My boys are beginning to understand that health and beauty comes in many different shapes, sizes, and color. I on the other hand am beginning to understand that the thoughts associated with foods are most times more detrimental to my health than the food itself. So, these days we keep play foods like cookies in the pantry and I enjoy them guilt free, with a side of joy and decaf espresso.
Lastly, I want to thank Rachael for having an impact on my family far greater than I imagined possible. If you are interested in learning more about Intuitive Eating check out the book I mentioned above or reach out to Rachael. At the end of the day at least go make these scrumptious cookies and enjoy!
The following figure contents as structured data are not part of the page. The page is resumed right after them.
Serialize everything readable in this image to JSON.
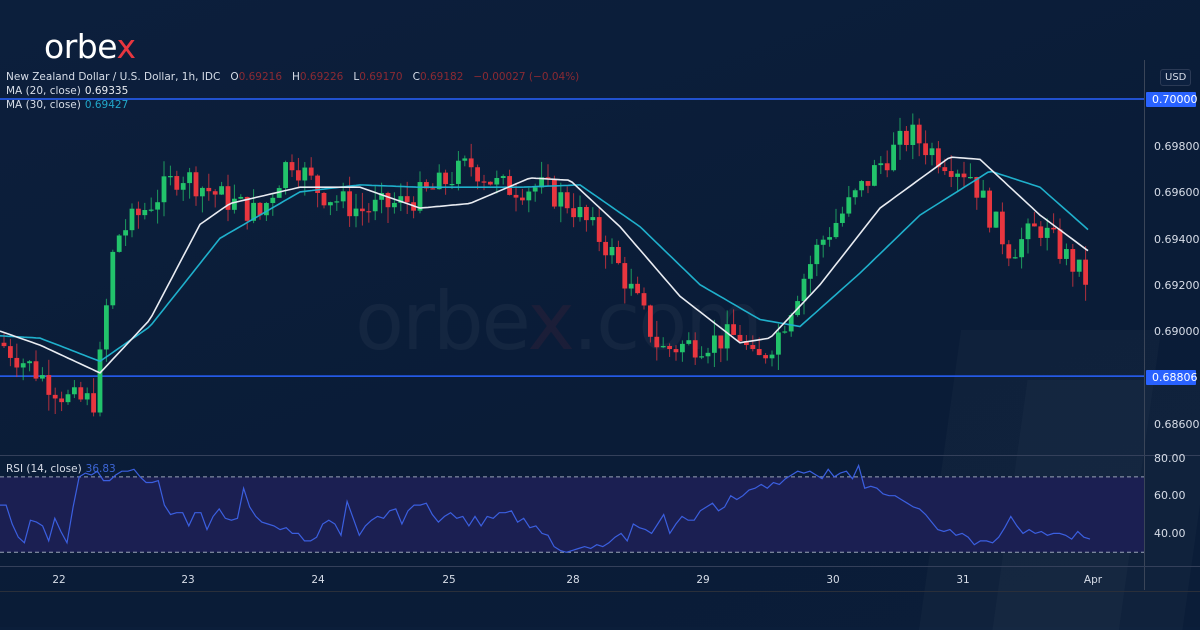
{
  "brand": {
    "name_main": "orbe",
    "name_accent": "x",
    "watermark_main": "orbe",
    "watermark_accent": "x",
    "watermark_tail": ".com"
  },
  "legend": {
    "symbol": "New Zealand Dollar / U.S. Dollar, 1h, IDC",
    "o_label": "O",
    "o_value": "0.69216",
    "h_label": "H",
    "h_value": "0.69226",
    "l_label": "L",
    "l_value": "0.69170",
    "c_label": "C",
    "c_value": "0.69182",
    "change": "−0.00027 (−0.04%)",
    "ma20_label": "MA (20, close)",
    "ma20_value": "0.69335",
    "ma30_label": "MA (30, close)",
    "ma30_value": "0.69427"
  },
  "rsi_legend": {
    "label": "RSI (14, close)",
    "value": "36.83"
  },
  "price_axis": {
    "currency": "USD",
    "ticks": [
      "0.69800",
      "0.69600",
      "0.69400",
      "0.69200",
      "0.69000",
      "0.68600"
    ],
    "tags": [
      "0.70000",
      "0.68806"
    ]
  },
  "rsi_axis": {
    "ticks": [
      "80.00",
      "60.00",
      "40.00"
    ]
  },
  "time_axis": {
    "labels": [
      "22",
      "23",
      "24",
      "25",
      "28",
      "29",
      "30",
      "31",
      "Apr"
    ]
  },
  "colors": {
    "up": "#22c36b",
    "down": "#e8363f",
    "ma20": "#e9ecf2",
    "ma30": "#1fb0cc",
    "level": "#2962ff",
    "rsi": "#3b5fe0",
    "rsi_band": "#1b1f52"
  },
  "chart_data": [
    {
      "type": "candlestick",
      "title": "New Zealand Dollar / U.S. Dollar, 1h, IDC",
      "ylabel": "USD",
      "ylim": [
        0.685,
        0.7015
      ],
      "x_labels": [
        "22",
        "23",
        "24",
        "25",
        "28",
        "29",
        "30",
        "31",
        "Apr"
      ],
      "horizontal_levels": [
        0.7,
        0.68806
      ],
      "last_ohlc": {
        "open": 0.69216,
        "high": 0.69226,
        "low": 0.6917,
        "close": 0.69182,
        "change": -0.00027,
        "change_pct": -0.04
      },
      "series": [
        {
          "name": "MA (20, close)",
          "last": 0.69335,
          "path_approx": [
            [
              0,
              0.69
            ],
            [
              40,
              0.6894
            ],
            [
              100,
              0.6882
            ],
            [
              150,
              0.6905
            ],
            [
              200,
              0.6946
            ],
            [
              230,
              0.6955
            ],
            [
              300,
              0.6962
            ],
            [
              360,
              0.6962
            ],
            [
              420,
              0.6953
            ],
            [
              470,
              0.6955
            ],
            [
              530,
              0.6966
            ],
            [
              570,
              0.6965
            ],
            [
              620,
              0.6945
            ],
            [
              680,
              0.6915
            ],
            [
              740,
              0.6895
            ],
            [
              770,
              0.6897
            ],
            [
              820,
              0.692
            ],
            [
              880,
              0.6953
            ],
            [
              950,
              0.6975
            ],
            [
              980,
              0.6974
            ],
            [
              1040,
              0.695
            ],
            [
              1090,
              0.6934
            ]
          ]
        },
        {
          "name": "MA (30, close)",
          "last": 0.69427,
          "path_approx": [
            [
              0,
              0.6898
            ],
            [
              40,
              0.6897
            ],
            [
              100,
              0.6887
            ],
            [
              150,
              0.6902
            ],
            [
              220,
              0.694
            ],
            [
              300,
              0.696
            ],
            [
              360,
              0.6963
            ],
            [
              420,
              0.6962
            ],
            [
              520,
              0.6962
            ],
            [
              580,
              0.6963
            ],
            [
              640,
              0.6945
            ],
            [
              700,
              0.692
            ],
            [
              760,
              0.6905
            ],
            [
              800,
              0.6902
            ],
            [
              860,
              0.6925
            ],
            [
              920,
              0.695
            ],
            [
              990,
              0.6969
            ],
            [
              1040,
              0.6962
            ],
            [
              1090,
              0.6943
            ]
          ]
        }
      ]
    },
    {
      "type": "line",
      "title": "RSI (14, close)",
      "last": 36.83,
      "ylim": [
        25,
        82
      ],
      "bands": [
        70,
        30
      ],
      "x_labels": [
        "22",
        "23",
        "24",
        "25",
        "28",
        "29",
        "30",
        "31",
        "Apr"
      ],
      "series": [
        {
          "name": "RSI",
          "values_approx": [
            55,
            55,
            45,
            38,
            35,
            47,
            46,
            44,
            36,
            48,
            41,
            35,
            54,
            70,
            72,
            71,
            73,
            68,
            68,
            71,
            73,
            73,
            74,
            70,
            67,
            67,
            68,
            55,
            50,
            51,
            51,
            44,
            51,
            51,
            42,
            49,
            53,
            48,
            47,
            48,
            64,
            54,
            49,
            46,
            45,
            44,
            42,
            43,
            40,
            40,
            36,
            36,
            38,
            45,
            47,
            45,
            39,
            57,
            48,
            39,
            44,
            47,
            49,
            48,
            52,
            53,
            45,
            52,
            55,
            55,
            56,
            50,
            46,
            49,
            51,
            48,
            49,
            44,
            49,
            44,
            49,
            48,
            51,
            51,
            52,
            46,
            48,
            43,
            44,
            40,
            39,
            33,
            31,
            30,
            31,
            32,
            33,
            32,
            34,
            33,
            35,
            38,
            40,
            36,
            45,
            43,
            42,
            40,
            45,
            50,
            40,
            45,
            49,
            47,
            47,
            52,
            54,
            56,
            52,
            54,
            60,
            58,
            60,
            63,
            64,
            66,
            64,
            67,
            66,
            69,
            71,
            73,
            72,
            73,
            71,
            69,
            74,
            70,
            72,
            73,
            69,
            76,
            64,
            65,
            64,
            61,
            60,
            60,
            58,
            56,
            54,
            53,
            50,
            46,
            42,
            41,
            42,
            39,
            40,
            38,
            34,
            36,
            36,
            35,
            38,
            43,
            49,
            44,
            40,
            42,
            40,
            41,
            39,
            40,
            40,
            39,
            37,
            41,
            38,
            37
          ]
        }
      ]
    }
  ]
}
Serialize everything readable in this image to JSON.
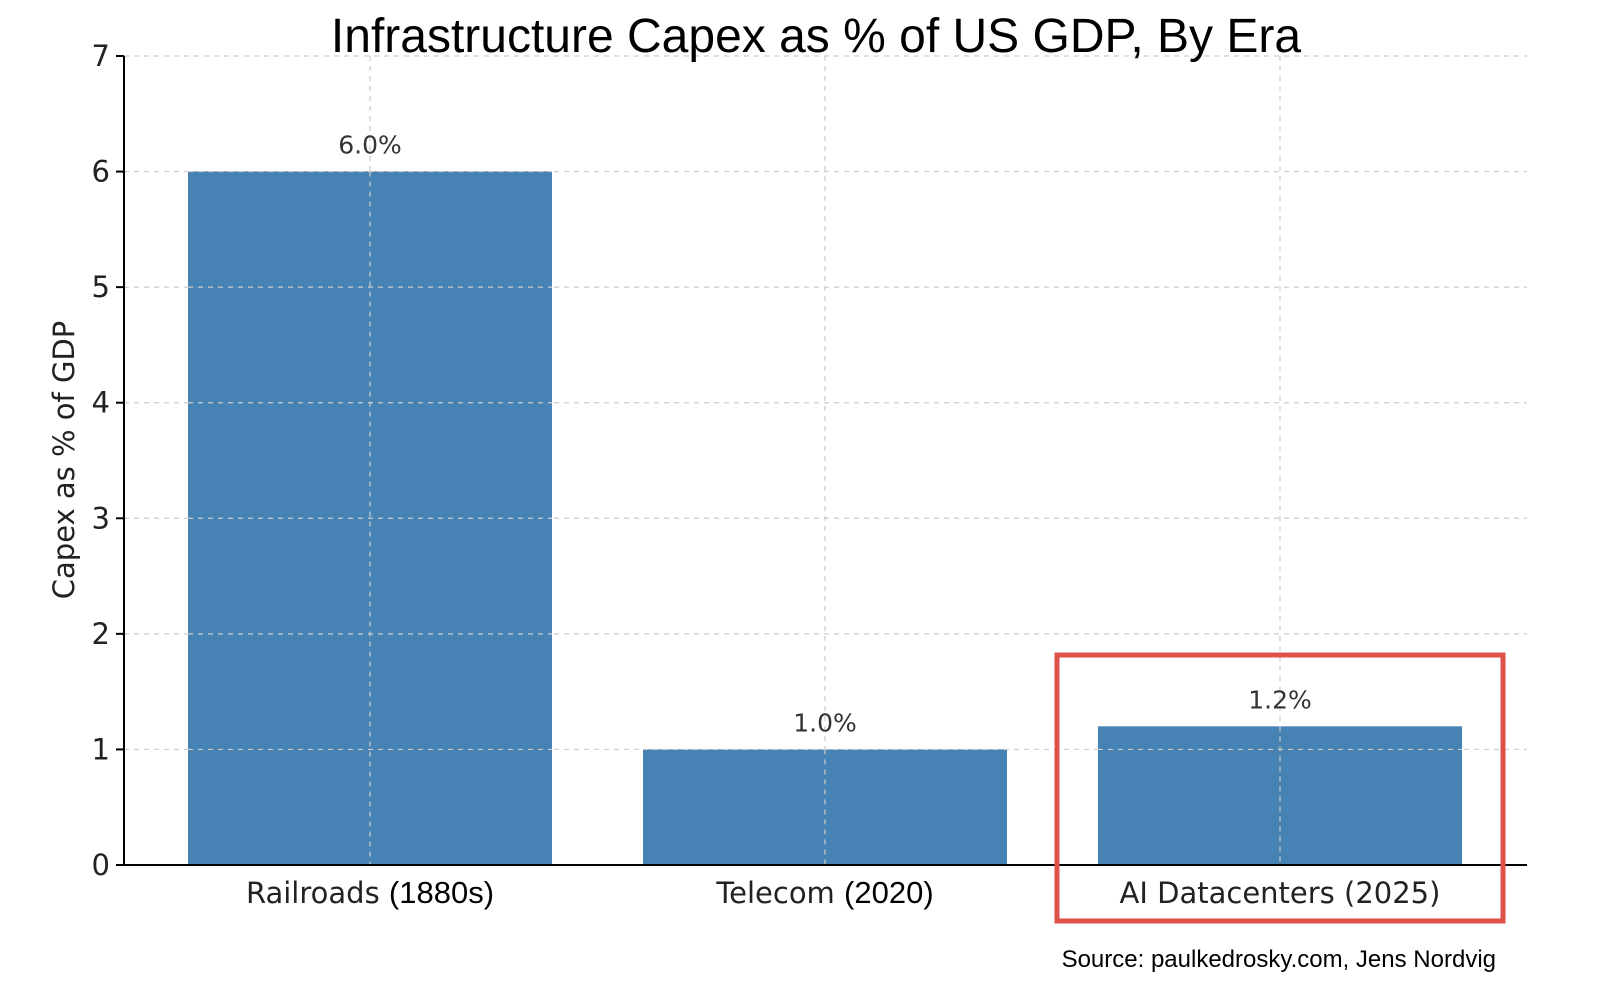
{
  "chart_data": {
    "type": "bar",
    "title": "Infrastructure Capex as % of US GDP, By Era",
    "xlabel": "",
    "ylabel": "Capex as % of GDP",
    "ylim": [
      0,
      7
    ],
    "yticks": [
      "0",
      "1",
      "2",
      "3",
      "4",
      "5",
      "6",
      "7"
    ],
    "categories": [
      {
        "name": "Railroads",
        "period": "(1880s)"
      },
      {
        "name": "Telecom",
        "period": "(2020)"
      },
      {
        "name": "AI Datacenters",
        "period": "(2025)"
      }
    ],
    "values": [
      6.0,
      1.0,
      1.2
    ],
    "data_labels": [
      "6.0%",
      "1.0%",
      "1.2%"
    ],
    "grid": true,
    "highlight_category_index": 2,
    "bar_color": "#4682b4",
    "highlight_color": "#e0504a",
    "source": "Source: paulkedrosky.com, Jens Nordvig"
  }
}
Chocolate Chip Tahini Cookies
Makes about 30-34 cookies
1 3/4 cup all-purpose flour
2 teaspoons baking soda
1/2 teaspoon salt
1 cup unsalted butter, softened
1 cup packed brown sugar
3/4 cup sugar
1 1/2 teaspoons vanilla extract
1 cup tahini
1 cup dark chocolate chips or chunks
In a medium bowl, whisk together, flour, baking soda, and salt. In another large bowl, blend together butter and sugars using a mixer on medium-high speed until light and fluffy. Scrape down the sides of the bowl, then beat in the egg and vanilla extract. Scrape down the sides again, and beat in the tahini, until well combined and creamy.
Using a wooden spoon, stir the flour mixture into the tahini mixture until well combined. Stir in the chocolate chips. Cover the bowl with wrap (I just got these reusable wraps and love them!) and refrigerate 30-60 minutes.
Preheat oven to 375 degrees. Line a baking sheet with parchment paper or a silicone baking mat, and drop rounded tablespoons of dough about 2 inches apart. Bake until golden, about 12-13 minutes. Let cool on baking sheet, then transfer cookies to a cooling rack. Repeat with remaining dough. After cooling completely, store in a covered container for up to a week.